Os 26 ex-reféns passaram a noite de anteontem em um hotel de Novi Sad. Ontem à tarde foram levados a Belgrado, onde tomaram um avião da ONU para Zagreb (capital da Croácia).
``Espero que essa crise tenha servido para aproximar todos da paz. Que nosso sacrifício tenha servido para alguma coisa", disse o brasileiro.
O capitão do Exército lembrou o momento em que foi fotografado pelos sérvios, algemado e observado por um soldado.
``Naquela hora, eu pedi aos fotógrafos que não fizessem aquilo. Minha família veria, e isso significaria sofrimento. Mas não tinha como evitar. Seria melhor que não tivesse acontecido", declarou.
Alves disse que não temeu pela própria vida, pois sempre teve ``uma esperança muito grande".
Ele negou informação apurada pela Folha em Belgrado, segundo a qual chegou a estar no ônibus em que foi libertado outro grupo de reféns, na semana passada. Ele teria sido trocado na última hora.

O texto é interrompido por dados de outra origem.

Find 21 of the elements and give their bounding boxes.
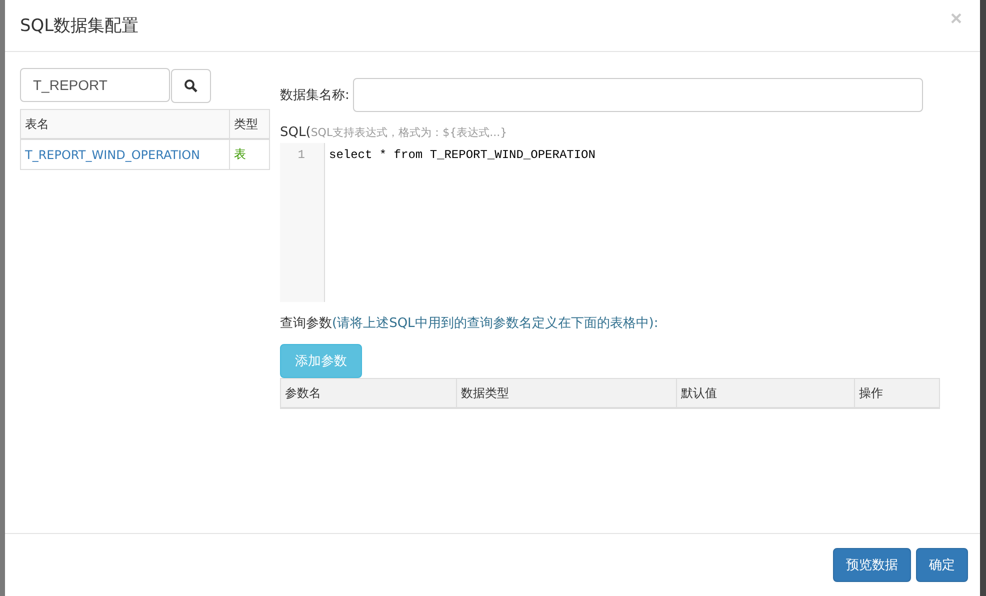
column-header: 默认值 [676, 378, 855, 408]
column-header: 表名 [20, 110, 230, 139]
dialog-title: SQL数据集配置 [20, 15, 139, 37]
field-label: 数据集名称: [280, 87, 350, 104]
column-header: 参数名 [280, 378, 457, 408]
section-label: 查询参数 [280, 315, 332, 332]
table-search-field[interactable]: T_REPORT [20, 68, 170, 102]
table-name-link[interactable]: T_REPORT_WIND_OPERATION [20, 139, 230, 170]
sql-label: SQL(SQL支持表达式，格式为：${表达式...} [280, 125, 508, 142]
search-button[interactable] [171, 69, 211, 103]
table-cell: 表 [230, 139, 270, 170]
dataset-name-field[interactable] [353, 78, 924, 112]
section-hint: (请将上述SQL中用到的查询参数名定义在下面的表格中): [332, 315, 658, 332]
confirm-button[interactable]: 确定 [916, 548, 968, 582]
preview-button[interactable]: 预览数据 [833, 548, 911, 582]
search-icon [184, 79, 198, 93]
line-number: 1 [296, 148, 306, 164]
code-line: select * from T_REPORT_WIND_OPERATION [329, 148, 596, 164]
column-header: 类型 [230, 110, 270, 139]
column-header: 操作 [854, 378, 940, 408]
column-header: 数据类型 [456, 378, 677, 408]
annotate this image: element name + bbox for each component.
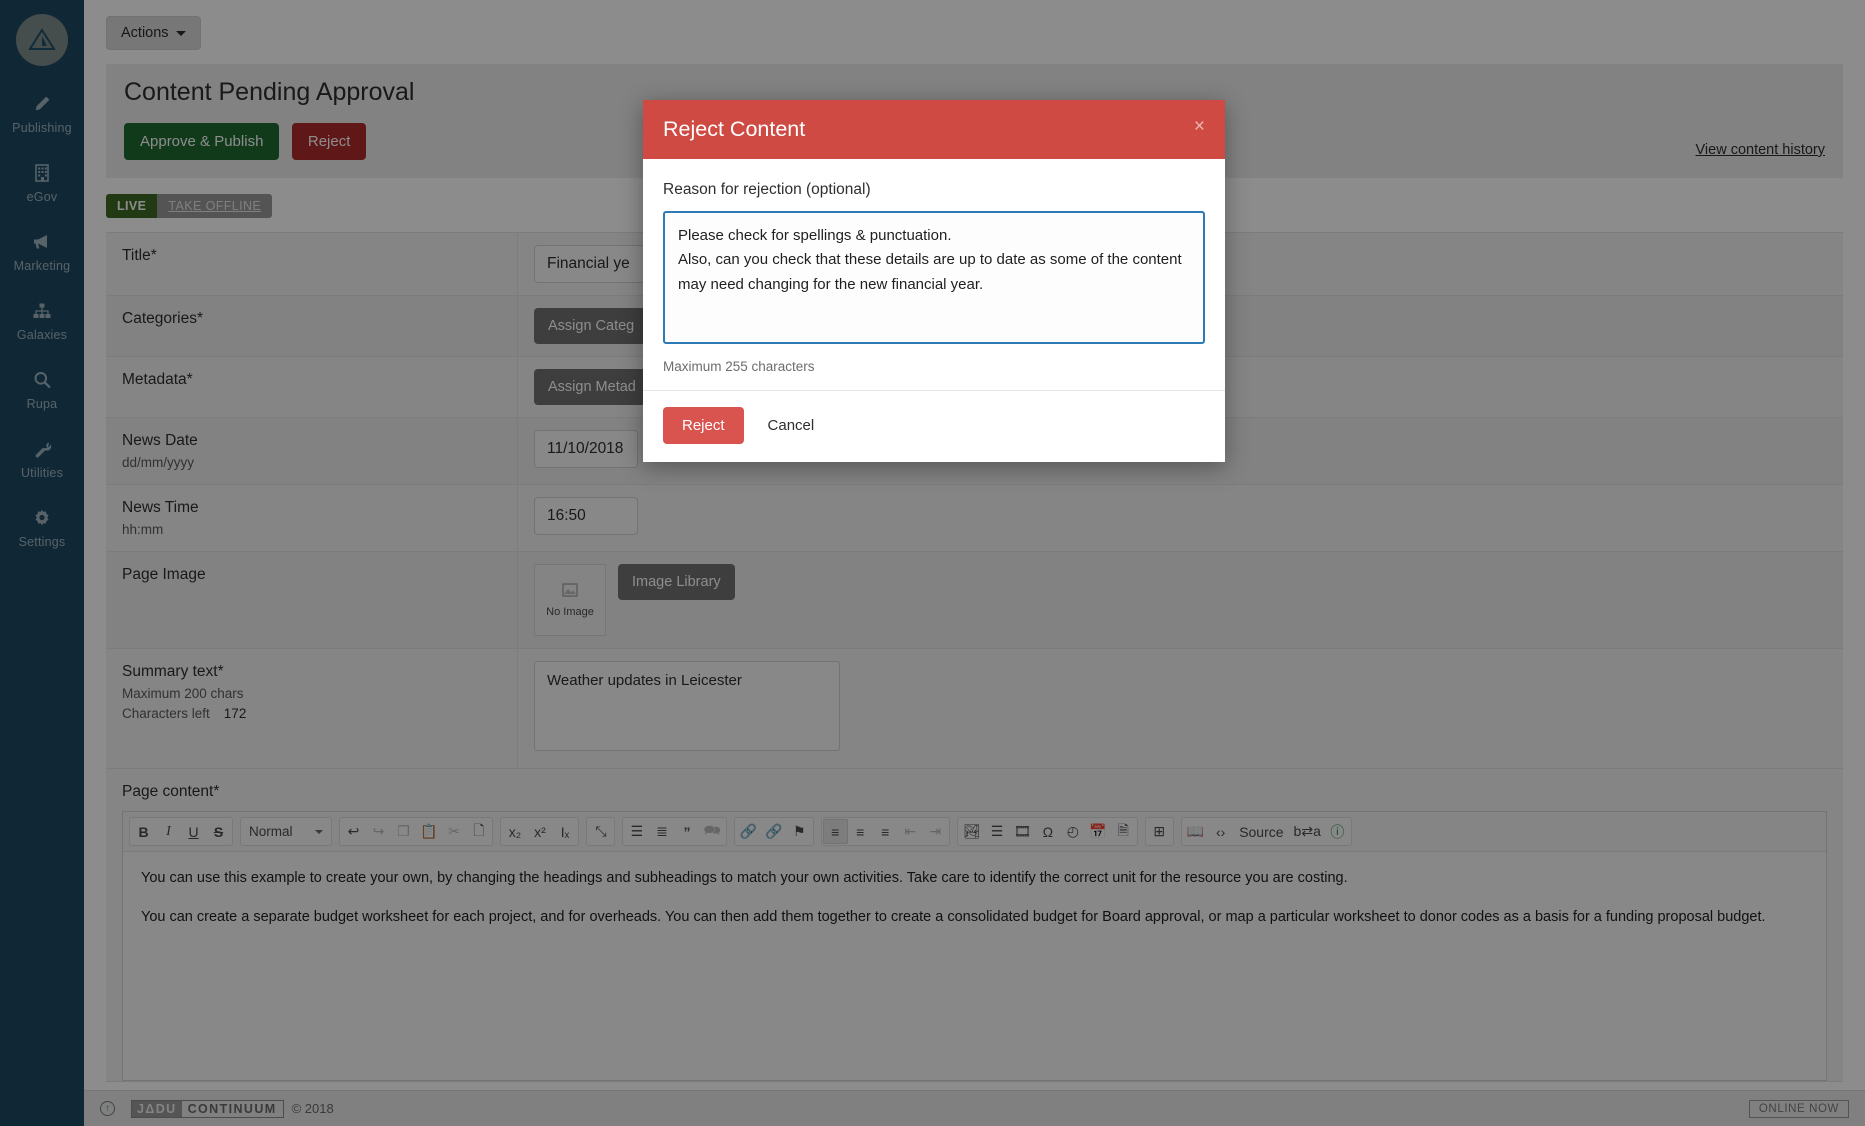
max-characters-note: Maximum 255 characters: [663, 359, 815, 374]
reason-textarea[interactable]: Please check for spellings & punctuation…: [663, 211, 1205, 344]
modal-cancel-button[interactable]: Cancel: [762, 416, 821, 435]
close-icon[interactable]: ×: [1194, 117, 1205, 136]
app-root: Publishing eGov Marketing Galaxies Rupa: [0, 0, 1865, 1126]
reject-content-modal: Reject Content × Reason for rejection (o…: [643, 100, 1225, 462]
modal-header: Reject Content ×: [643, 100, 1225, 159]
modal-reject-button[interactable]: Reject: [663, 407, 744, 444]
modal-footer: Reject Cancel: [643, 390, 1225, 462]
reason-label: Reason for rejection (optional): [663, 181, 871, 198]
modal-body: Reason for rejection (optional) Please c…: [643, 159, 1225, 390]
modal-title: Reject Content: [663, 117, 806, 141]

Alves contou o episódio do futebol aos dois diplomatas que o visitaram em Novi Sad -o encarregado de negócios da Embaixada do Brasil em Belgrado, Samuel Bueno dos Santos, e o adido militar, coronel Mário Sérgio Costa.
Certo dia, soldados sérvios levaram uma bola de futebol à unidade militar, perto de Pale, onde Alves estava detido. Eles pediram ``conselhos técnicos" ao capitão, por ser brasileiro. Alves não aceitou jogar futebol com os sérvios.
O brasileiro foi um dos primeiros militares da ONU detidos pelos rebeldes, após o bombardeio de alvos sérvios por aviões da Otan (aliança militar ocidental), em 25 e 26 de maio. ``Por alguma ironia do destino, estive no primeiro grupo a ser preso e no último a ser libertado", afirmou.
Alves estava no alojamento de Grbavica (pronuncia-se aproximadamente ``guerbavítsa") com dois observadores da ONU, um holandês e um russo, quando os sérvios chegaram para capturá-los.
``Os rebeldes estavam em dois carros, um veículo de passeio preto e outro das forças da paz da ONU, roubado pelos sérvios", disse Alves.
Eles decidiram libertar o observador russo e levar apenas Alves e o holandês. ``No trajeto até Pale, algumas pessoas cuspiram no carro", afirmou.
Os primeiros dias de cativeiro foram tensos, contou o brasileiro aos diplomatas, mas o início das negociações aumentou a esperança de uma solução rápida.
Os reféns foram bem tratados pelos sérvios. Alves disse que comeu muita carne de porco.
O capitão disse que pôde ouvir as quedas de duas bombas lançadas pelo Exército bósnio sobre Pale, no sábado. No dia seguinte pela manhã, os reféns receberam a notícia de que seriam libertados.
Eles foram agrupados na frente de um ponto de ônibus e receberam a visita do "vice-presidente" da não-reconhecida "República Sérvia da Bósnia", Nikola Koljevic. Em seguida, foram levados de ônibus à Sérvia.
Durante o cativeiro, Alves foi um dos poucos que puderam falar com a família por telefone.
Desde que foi libertado, ele falou duas vezes com os familiares. Mesmo assim, fez questão de mandar mais um recado ontem: "Está tudo tranquilo. Agora tudo terminou".